By the Court. — Judgment affirmed.

*783

NOTES

[†] Petition to review denied 10-3-05.

[1] The complaint also named the police officer directing traffic at the intersection, the police department's insurer, and the State of Wisconsin, Department of Health and Social Services. These parties, however, were later dismissed.

[2] Wojnowski also points us to Morgan v. Pennsylvania General Insurance Co., 87 Wis. 2d 723, 275 N.W.2d 660 (1979), and Toeller v. Mutual Service Casualty Insurance Co., 115 Wis. 2d 631, 340 N.W.2d 923 (Ct. App. 1983). In both cases, the courts refused to hold, as a matter of law, that a tortfeasor's conduct was not a substantial factor in producing the plaintiff's injuries.

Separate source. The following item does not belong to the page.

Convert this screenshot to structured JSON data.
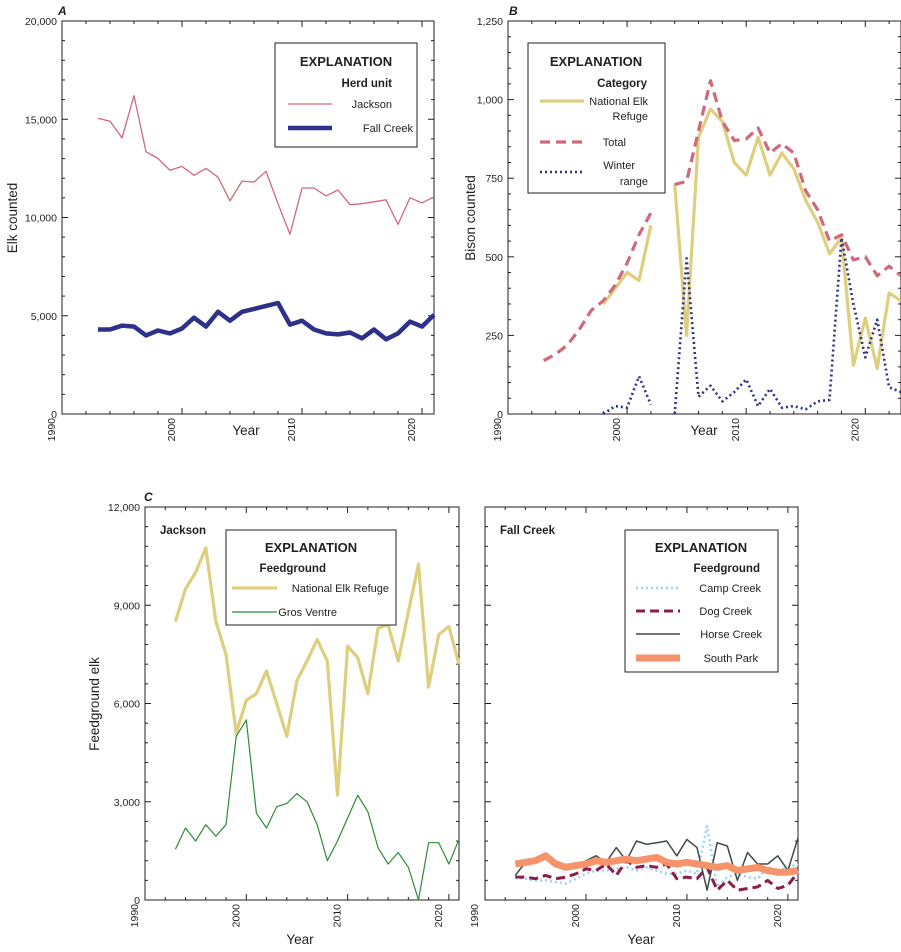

See Morgan, 87 Wis. 2d at 736; Toeller, 115 Wis. 2d at 637. These cases, however, are readily distinguished from the matter at hand. First, unlike this case, neither of the cases are successive car accident cases. As a result, Wojnowski's conclusory factual comparisons are strained at best. Further, both Morgan and Toeller generally stand for the legal proposition that where reasonable people could come to different conclusions in answering the cause-in-fact inquiry, the issue must be submitted to the jury. See Morgan, 87 Wis. 2d at 735-36; Toeller, 15 Wis. 2d at 636-37. We do not quarrel with this principle; however, as explained above, it simply does not apply to this case.